Dear 24 yr old self,
Look, I know you don’t want to but you really need to make some mom friends. Your 1 yr old can’t be the only person you talk to during the day besides your mom. Kyle travels all the time and your friends, well, they work “outside the home.” They do important things and talk to adults. You, on the other hand, feel like you’re becoming more socially awkward by the day. You have no idea what’s going on in the world outside of Sesame Street and Baby Einstein. (By the way, they proved later that Baby Einstein doesn’t in fact make your kid a genius. How many hours of our life was wasted watching a red ball roll across a black screen? Sigh.) Anyway, you need to know that what you’re doing matters. You are taking care of a little person. You keep him alive all day. It’s exhausting keeping someone alive. You feel completely unproductive because at the end of the day all you can check off your list is changing diapers, feeding the baby, and trying to make dinner. Other than that, you don’t know what you do all day. You don’t feel like you can talk about it with your friends that work and don’t have kids. They would think you’re lame and lazy.

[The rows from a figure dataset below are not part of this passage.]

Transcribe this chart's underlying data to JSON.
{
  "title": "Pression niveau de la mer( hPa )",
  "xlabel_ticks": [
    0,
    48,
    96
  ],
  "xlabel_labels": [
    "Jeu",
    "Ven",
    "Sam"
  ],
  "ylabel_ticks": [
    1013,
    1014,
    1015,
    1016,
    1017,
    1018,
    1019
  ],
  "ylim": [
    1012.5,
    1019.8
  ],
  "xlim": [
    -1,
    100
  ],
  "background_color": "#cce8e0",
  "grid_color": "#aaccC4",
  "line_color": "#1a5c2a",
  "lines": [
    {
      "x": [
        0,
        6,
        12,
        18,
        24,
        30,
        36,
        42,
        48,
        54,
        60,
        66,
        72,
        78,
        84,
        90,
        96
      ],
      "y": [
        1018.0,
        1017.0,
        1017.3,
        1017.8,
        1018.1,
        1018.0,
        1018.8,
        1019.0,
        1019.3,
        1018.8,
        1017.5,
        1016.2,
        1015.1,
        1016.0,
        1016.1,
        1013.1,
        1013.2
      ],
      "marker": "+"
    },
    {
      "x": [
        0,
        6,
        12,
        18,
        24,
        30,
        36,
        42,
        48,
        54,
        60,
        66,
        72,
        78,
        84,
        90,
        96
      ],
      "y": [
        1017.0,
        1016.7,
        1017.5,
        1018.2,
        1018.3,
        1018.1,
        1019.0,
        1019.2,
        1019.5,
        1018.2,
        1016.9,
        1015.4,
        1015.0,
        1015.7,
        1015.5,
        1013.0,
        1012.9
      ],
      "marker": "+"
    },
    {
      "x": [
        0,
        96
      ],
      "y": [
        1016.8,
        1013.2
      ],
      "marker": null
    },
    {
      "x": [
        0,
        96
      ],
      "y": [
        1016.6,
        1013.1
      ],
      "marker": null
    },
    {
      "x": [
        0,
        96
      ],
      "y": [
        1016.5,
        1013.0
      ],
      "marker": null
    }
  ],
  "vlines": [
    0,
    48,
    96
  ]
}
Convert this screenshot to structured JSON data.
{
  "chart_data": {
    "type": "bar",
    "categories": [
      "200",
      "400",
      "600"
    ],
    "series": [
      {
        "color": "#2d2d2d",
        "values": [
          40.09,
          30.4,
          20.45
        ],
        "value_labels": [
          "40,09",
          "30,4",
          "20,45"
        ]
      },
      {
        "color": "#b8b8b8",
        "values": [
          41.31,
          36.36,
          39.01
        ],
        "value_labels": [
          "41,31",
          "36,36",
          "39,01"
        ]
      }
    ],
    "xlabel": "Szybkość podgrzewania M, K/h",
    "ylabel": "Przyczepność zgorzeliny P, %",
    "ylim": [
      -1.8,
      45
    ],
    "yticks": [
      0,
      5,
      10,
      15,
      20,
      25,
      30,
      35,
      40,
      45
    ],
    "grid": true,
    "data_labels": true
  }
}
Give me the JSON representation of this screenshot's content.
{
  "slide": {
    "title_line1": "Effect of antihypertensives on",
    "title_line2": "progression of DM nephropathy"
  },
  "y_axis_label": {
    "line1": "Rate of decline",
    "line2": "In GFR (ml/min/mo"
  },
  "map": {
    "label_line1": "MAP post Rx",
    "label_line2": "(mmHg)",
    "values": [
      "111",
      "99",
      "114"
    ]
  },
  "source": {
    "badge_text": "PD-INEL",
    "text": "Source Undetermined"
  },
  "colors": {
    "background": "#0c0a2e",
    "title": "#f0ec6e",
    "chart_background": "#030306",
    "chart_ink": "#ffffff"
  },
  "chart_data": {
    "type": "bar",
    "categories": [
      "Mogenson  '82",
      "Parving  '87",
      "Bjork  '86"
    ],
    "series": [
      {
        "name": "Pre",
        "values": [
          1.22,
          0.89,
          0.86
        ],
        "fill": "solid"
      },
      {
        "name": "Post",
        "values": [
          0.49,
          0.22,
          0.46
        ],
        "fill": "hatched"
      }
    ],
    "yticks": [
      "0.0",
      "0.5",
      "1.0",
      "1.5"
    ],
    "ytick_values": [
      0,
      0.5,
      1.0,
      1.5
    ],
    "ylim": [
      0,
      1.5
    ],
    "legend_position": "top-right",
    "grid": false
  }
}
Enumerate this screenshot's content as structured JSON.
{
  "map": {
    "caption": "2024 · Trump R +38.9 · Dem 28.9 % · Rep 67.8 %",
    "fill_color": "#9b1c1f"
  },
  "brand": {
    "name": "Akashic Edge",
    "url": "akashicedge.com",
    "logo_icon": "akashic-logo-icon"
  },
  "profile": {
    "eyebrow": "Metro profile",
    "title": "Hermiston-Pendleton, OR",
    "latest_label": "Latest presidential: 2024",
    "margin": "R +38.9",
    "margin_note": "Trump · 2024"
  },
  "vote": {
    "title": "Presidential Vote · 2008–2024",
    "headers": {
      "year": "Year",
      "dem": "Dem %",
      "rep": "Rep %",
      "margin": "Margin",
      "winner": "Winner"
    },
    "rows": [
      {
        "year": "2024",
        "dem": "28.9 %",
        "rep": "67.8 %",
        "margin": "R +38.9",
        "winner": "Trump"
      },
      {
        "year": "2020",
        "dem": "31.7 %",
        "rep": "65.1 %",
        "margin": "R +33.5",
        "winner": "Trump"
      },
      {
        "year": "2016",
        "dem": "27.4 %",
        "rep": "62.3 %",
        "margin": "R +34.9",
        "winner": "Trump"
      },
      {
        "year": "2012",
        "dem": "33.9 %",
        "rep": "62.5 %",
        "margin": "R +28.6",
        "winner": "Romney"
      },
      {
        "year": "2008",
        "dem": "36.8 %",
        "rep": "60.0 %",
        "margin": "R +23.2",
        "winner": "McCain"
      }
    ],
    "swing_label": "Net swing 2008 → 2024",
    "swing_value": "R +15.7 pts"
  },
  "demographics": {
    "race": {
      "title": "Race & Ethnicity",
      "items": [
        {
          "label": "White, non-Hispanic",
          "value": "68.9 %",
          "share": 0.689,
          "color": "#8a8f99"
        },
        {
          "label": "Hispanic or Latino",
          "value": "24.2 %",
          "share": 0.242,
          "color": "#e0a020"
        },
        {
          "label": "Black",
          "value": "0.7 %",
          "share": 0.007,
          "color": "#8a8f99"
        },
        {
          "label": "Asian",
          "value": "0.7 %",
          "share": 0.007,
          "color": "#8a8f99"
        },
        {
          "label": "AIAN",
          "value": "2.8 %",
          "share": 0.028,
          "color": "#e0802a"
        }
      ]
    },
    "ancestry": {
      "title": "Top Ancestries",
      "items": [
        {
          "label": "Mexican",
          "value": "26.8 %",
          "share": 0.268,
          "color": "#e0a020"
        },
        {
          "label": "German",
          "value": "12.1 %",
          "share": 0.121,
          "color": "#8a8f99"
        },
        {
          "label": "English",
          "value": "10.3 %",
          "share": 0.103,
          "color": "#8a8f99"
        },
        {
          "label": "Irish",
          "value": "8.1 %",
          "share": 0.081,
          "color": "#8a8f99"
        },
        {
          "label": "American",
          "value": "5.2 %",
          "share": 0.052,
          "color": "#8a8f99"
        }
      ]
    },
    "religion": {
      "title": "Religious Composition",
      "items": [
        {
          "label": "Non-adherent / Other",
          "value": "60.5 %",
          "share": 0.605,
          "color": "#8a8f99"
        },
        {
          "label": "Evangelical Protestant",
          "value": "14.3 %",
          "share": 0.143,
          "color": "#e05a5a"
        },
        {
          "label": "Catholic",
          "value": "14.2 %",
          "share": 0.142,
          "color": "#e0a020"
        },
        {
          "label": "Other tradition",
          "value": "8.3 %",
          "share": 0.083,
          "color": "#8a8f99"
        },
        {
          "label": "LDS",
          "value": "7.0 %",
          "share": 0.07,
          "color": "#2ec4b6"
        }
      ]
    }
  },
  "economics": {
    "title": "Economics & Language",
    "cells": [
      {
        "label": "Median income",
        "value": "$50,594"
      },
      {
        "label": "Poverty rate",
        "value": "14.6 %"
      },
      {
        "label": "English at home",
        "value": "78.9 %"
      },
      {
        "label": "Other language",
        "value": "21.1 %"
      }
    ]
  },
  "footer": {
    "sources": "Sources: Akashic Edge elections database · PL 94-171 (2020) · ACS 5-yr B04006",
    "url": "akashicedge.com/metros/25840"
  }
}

Playdates make you cringe in all of your insides. Sitting around with moms you don’t know comparing everyone’s babies, or worse, comparing yourself to the other moms and feeling inadequate because you don’t breastfeed or make your own baby food. No thanks. I know they aren’t your thing but who says you have to play the comparison game? You could be the one to change the subject and talk about something else. Or better yet, you could be honest about how lonely you are. You could tell the other moms you feel like you’re on an island. With a baby. And no search party is looking for you. You could do this and maybe you would find out someone else feels this way too. By going first, you could give another mom the opportunity to say “Me too.” Isn’t that what you want? A “me too” lets you know you’re not alone on the island. A “me too” is hope. Allow someone the privilege to be honest.
Your 35 year old self is learning for the first time that being vulnerable is a gift you give someone else. It seems backwards but being vulnerable is quite powerful. It gives others courage to do the same. You won’t always feel like you’re on an island; it will get better with time and more children. I promise it doesn’t turn into a Lord of the Flies situation. Your life will be so much fuller when you realize honesty about where you’re at is better than being “strong” and silent. Being strong is only hiding who you are. You have wings that you don’t even know about and one day you’re going to fly.
Now go take care of that baby. Walk him in the stroller and tell him about your day. Make funny faces at him and talk in the funny voice he likes. He thinks you’re a riot. It sort of makes all the crying and spit up and dirty diapers worth it.
Your 35 yr old self
P.S. That little 1 yr old is now 11 and wears the same size shoe as you do. He’s got a thing for video games and knows everything, EVERYTHING, about sports. It’s like living with a Sportcenter commentator. He’s pretty great and still the sweetest boy you know.